Subbarao Seethamsetty:

Kiva.org is simply brilliant. Peer-to-peer model, verified parties, safe payment method, accepting partial loan amounts - it can't get better than this. I discovered worldchanging a few months ago and it is neck to neck with google in my mindspace. The likes of kiva.org is what makes worldchanging.com so compelling. Thanks to everyone who makes it happen.

Kiva $ amounts are chump change for a lot of folks and if that is going to change lives for the better, then let's go!

I have to admit I hadn't thought about Kiva in the p2p stance or the way it eases raising capital for a bank. The journal's idea originally struck me as sponsor an African-ish similar to the dollar a day campaign, but might be useful in the way it lets you communicate with the loaner. after all experienced farmers in the u.s. might be able to help their loan-ee get into European and American organic food chains or other distrubtion networks.

peace,
A

Lorenzo:

after all experienced farmers in the u.s. might be able to help their loan-ee get into European and American organic food chains or other distrubtion networks.

Hold on, the loans are never going to pay for the construction of roads, railroads, river barges, trucks, cool storage facilities, airports and airplanes.

It's a good system for small local enterprises. But the real problem for most African farmers is lack of infrastructure to get their produce to wider markets. Even if they get good education on new farming techniques, good irrigation gear, and good fertilisers, even then, they won't get their products to market. The Big Strong State with Big Strong Billions is needed here to build infrastructures.

I was in on the original post(http://www.nextbillion.net/activitycapsule/1547)- it's cool that it's spawning such a good discussion.

*Quick aside to Lorenzo: although loaners never receive interest, Kiva does charge interest from loan recipients. This is how they cover their admin costs.
*Also: Thanks for the Zopa link. I hadn't heard of it--it's pretty amazing!

*Subbarao, I agree with your "p2p" characterization. Kiva's genius is that it conforms to the format that the Internet generation is used to--providing easy access to specs, tools to compare your loan-ees, no overhead or transactions costs, and payments via Paypal.

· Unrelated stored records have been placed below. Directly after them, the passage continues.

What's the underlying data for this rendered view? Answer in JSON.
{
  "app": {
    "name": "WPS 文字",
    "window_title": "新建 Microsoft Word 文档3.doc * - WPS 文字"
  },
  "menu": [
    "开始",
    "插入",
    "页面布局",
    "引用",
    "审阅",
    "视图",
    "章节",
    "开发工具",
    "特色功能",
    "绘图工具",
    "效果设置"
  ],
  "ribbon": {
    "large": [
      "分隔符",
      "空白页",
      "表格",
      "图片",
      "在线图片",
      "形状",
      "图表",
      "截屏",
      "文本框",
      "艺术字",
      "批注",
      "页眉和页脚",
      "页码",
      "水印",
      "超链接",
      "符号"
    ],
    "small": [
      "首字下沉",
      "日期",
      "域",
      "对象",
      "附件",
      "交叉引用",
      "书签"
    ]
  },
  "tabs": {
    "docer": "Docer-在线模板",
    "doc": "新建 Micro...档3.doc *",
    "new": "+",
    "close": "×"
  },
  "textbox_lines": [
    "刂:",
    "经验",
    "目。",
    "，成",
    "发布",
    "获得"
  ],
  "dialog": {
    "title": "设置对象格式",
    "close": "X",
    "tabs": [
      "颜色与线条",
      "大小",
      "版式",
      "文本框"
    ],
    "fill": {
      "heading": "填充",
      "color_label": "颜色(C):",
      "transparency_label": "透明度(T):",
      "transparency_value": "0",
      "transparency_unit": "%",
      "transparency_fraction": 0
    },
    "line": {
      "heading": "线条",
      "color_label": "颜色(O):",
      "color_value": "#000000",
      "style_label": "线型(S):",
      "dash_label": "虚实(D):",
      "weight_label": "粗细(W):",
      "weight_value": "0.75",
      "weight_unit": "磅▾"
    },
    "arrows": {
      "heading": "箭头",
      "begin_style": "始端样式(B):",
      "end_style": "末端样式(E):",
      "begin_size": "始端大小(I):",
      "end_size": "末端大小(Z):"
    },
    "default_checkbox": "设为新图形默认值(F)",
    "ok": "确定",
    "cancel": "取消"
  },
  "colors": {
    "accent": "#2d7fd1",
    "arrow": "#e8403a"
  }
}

The way you receive constant feedback from your loan-ee is reminiscent of nurturing a Tamagotchi (That's a crude comparison for the sake of extending the Internet generation metaphor).

...I would guess that our parents might be less attracted to this model, because they are used to contributing charitable donations to an organization that does all the selections and distribution itself.

No, these $25 loans won't pay for roads, storage and airplanes, but they might empower enough people to create the expectation for such services. They might introduce the idea of making charitable donations to a new generation, and they might create a new standard for transparency and affordability.

Jason Cole:

Talk about monetizing the VERY long tail. It would be more attractive if loaners recieved interest as well.

The challenge now is to develop systems which WOULD allow for the distributed construction of infrastructure.

If we can develop an airliftable power station, why not microdirigibles? Skip the whole road requirement in the first place?